I still owe you the four-pieces charts, so here they are. First, Food & Energy.

Next, Core Goods. It suffered a big setback today but it still looks generally uptrending. I don’t think this is about to go to 4, but something between 0.5% and 1.0% for a while is not hard to imagine especially if pharma prices stabilize.

Core services, ex rent-of-shelter. Now, this starts to look a little more interesting? Medical Care showing some perkiness and as the second-most-stable piece here, core services less rent of shelter is worth monitoring for the longer-term macro inflation picture.

Finally, Rent of Shelter. Still in the same general vicinity, but there are starting to be some anecdotal reports of softness in home prices in certain areas so it’s worth monitoring. It’s not about to plunge as in 2007-09, but it just needs to back off a little to change how concerned we are about inflation.

That said, inflation seems to be broadening a bit and also becoming more volatile. The volatility is partly because the BLS is changing the way they do certain things but it’s also a consequence of fractious trade relationships where firms are changing their sourcing, prices are responding to tariffs and tariff threats, etc. To the average consumer who encodes price increases as inflation and price decreases as good shopping, volatility in prices feels very much like inflation so if this continues then inflation expectations could rise just on the volatility (unless it’s all measurement volatility, of course).

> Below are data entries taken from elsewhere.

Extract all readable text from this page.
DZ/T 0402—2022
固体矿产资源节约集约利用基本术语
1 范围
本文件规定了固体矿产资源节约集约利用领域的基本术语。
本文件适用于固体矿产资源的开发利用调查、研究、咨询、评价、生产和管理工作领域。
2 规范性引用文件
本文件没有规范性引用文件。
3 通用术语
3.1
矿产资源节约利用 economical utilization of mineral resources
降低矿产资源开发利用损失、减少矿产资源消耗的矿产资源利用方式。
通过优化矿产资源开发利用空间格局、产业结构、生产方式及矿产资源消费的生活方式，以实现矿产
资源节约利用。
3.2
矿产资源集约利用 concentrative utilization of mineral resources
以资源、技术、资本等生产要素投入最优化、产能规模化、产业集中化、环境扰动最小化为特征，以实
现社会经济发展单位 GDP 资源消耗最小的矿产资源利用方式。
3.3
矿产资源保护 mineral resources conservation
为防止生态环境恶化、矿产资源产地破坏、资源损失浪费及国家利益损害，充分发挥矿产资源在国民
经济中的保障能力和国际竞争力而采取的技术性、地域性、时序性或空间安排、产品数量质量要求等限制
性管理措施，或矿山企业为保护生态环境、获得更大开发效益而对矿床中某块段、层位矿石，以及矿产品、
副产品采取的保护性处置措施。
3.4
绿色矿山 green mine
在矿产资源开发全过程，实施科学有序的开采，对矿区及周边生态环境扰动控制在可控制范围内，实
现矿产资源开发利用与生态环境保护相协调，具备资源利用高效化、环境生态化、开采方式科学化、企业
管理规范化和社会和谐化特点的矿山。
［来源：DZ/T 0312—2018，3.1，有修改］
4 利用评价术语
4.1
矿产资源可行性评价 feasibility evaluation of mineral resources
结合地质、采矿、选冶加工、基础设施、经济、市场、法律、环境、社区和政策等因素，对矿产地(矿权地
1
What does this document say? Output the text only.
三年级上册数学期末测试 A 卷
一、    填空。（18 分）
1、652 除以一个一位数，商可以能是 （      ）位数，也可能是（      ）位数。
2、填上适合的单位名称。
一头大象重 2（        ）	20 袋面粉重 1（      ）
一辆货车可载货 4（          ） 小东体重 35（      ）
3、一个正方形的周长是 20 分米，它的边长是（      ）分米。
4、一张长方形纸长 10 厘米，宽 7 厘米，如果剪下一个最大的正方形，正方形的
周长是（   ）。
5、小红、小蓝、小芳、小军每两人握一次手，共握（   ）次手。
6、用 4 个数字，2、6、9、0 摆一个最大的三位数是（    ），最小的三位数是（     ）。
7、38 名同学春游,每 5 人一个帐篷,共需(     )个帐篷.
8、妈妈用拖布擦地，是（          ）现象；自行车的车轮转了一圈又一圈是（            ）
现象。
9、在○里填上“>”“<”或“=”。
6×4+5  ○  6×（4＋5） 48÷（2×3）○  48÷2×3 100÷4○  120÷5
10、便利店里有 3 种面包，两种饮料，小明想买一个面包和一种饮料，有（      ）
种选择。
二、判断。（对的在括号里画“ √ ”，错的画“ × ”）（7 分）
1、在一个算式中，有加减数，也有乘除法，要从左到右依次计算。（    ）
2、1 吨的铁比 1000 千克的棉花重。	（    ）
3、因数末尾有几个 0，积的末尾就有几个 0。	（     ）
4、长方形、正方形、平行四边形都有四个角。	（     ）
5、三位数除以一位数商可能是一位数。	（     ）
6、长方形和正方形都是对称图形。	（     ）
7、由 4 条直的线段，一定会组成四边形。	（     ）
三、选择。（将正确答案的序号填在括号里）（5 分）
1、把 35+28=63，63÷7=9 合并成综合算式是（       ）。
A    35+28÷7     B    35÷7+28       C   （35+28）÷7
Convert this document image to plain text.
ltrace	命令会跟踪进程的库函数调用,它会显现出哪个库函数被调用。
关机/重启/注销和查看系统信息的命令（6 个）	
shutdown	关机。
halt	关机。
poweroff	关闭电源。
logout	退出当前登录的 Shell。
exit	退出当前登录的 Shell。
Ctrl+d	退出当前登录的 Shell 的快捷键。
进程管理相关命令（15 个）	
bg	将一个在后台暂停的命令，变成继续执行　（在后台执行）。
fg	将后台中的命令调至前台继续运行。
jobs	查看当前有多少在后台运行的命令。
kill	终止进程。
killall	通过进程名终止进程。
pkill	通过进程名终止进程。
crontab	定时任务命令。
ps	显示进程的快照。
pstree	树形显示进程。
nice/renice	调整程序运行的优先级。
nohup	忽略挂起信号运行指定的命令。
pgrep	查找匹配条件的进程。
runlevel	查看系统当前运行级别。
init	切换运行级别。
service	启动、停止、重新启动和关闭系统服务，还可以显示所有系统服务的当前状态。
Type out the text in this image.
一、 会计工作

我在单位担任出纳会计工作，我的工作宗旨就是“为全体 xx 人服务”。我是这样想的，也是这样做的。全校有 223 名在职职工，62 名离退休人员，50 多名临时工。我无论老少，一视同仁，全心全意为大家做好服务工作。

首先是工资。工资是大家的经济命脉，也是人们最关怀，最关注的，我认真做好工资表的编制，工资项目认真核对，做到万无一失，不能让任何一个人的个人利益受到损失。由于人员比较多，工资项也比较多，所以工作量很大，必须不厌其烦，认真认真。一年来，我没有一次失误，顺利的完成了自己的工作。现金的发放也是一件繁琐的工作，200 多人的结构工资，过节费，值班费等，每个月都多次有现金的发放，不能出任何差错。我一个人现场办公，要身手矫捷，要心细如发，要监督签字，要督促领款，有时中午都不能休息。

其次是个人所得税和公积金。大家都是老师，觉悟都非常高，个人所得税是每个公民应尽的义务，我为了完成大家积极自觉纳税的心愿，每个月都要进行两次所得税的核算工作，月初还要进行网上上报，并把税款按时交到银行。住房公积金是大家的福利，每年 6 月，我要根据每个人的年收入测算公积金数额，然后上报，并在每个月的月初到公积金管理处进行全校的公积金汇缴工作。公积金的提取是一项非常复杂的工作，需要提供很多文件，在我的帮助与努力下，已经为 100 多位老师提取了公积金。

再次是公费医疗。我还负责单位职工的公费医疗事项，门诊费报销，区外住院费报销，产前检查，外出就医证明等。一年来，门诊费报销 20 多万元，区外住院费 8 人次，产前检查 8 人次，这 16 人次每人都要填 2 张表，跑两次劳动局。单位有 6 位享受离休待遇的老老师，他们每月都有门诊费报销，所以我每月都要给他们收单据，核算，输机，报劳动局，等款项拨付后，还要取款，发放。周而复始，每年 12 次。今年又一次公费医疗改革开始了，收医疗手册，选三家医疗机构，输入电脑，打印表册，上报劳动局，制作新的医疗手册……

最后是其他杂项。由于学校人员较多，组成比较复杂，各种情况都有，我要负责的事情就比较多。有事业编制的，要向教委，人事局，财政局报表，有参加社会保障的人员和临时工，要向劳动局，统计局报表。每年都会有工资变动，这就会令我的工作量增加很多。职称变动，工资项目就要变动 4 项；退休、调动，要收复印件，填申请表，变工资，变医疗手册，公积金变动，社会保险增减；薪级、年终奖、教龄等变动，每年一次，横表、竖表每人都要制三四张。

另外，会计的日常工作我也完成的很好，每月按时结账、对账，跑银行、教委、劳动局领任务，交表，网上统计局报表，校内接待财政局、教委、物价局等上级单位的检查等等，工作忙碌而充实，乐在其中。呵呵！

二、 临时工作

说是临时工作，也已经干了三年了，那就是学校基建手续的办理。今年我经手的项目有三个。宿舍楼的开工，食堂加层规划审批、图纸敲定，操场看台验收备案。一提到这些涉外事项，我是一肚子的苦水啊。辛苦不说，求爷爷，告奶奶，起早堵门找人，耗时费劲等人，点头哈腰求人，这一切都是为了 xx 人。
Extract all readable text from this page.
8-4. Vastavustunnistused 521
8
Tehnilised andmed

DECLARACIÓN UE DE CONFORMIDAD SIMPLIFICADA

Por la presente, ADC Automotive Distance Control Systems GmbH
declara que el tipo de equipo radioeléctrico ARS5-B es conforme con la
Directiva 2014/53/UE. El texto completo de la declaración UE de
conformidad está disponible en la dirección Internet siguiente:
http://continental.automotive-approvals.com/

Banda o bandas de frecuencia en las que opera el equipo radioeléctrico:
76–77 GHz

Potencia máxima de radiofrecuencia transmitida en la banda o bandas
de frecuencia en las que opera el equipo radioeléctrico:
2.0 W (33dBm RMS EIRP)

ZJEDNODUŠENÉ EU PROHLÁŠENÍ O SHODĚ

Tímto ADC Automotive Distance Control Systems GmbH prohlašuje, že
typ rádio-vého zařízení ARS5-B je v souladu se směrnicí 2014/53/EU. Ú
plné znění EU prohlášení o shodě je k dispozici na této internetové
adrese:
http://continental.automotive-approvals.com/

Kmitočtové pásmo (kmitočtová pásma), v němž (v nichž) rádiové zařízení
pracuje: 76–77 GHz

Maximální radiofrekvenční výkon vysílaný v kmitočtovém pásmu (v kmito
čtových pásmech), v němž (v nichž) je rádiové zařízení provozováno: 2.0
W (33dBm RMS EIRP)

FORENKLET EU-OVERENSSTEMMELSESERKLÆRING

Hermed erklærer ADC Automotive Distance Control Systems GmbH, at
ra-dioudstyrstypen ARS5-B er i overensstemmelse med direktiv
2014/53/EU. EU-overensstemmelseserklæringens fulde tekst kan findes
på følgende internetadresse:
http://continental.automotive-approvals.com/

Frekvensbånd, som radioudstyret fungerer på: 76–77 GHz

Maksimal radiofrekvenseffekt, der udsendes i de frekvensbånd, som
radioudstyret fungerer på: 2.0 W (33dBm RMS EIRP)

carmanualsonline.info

I do think that the investment implication of today’s inflation numbers is muted compared to the implication of what the Fed has said about the inflation numbers. To wit, the Fed won’t even consider hiking to restrain inflation unless they see “a really significant move up in inflation that’s persistent.” So far we haven’t seen that, and in fact recently the upper tails have been coming down just as the fast as the lower tails have been going up. The chart below shows what proportion of the CPI is inflating faster than 4% y/y.

But from an investor’s standpoint and more importantly from an advisor’s standpoint, the Fed stance changes how you approach a portfolio if you are a professional-risk-minimizer (as most advisors are). In the old days, an uptick in inflation that caught an advisor flat-footed might be forgiven because we assumed the Fed was working hard in our direction – to keep inflation low. But now, even if you don’t think inflation is going to rise, the professional risk on the downside is bigger because clients will say to the advisor “why didn’t we have any inflation hedges? The Fed told you they wanted expectations to go higher!” Maybe this is too subtle, but breakevens are up 20-25bps over the last few weeks and I think no small part of that is because investors and advisors are now on their own with respect to inflation. In my experience, people who think they might be shot at can usually be trusted to dig their own foxholes.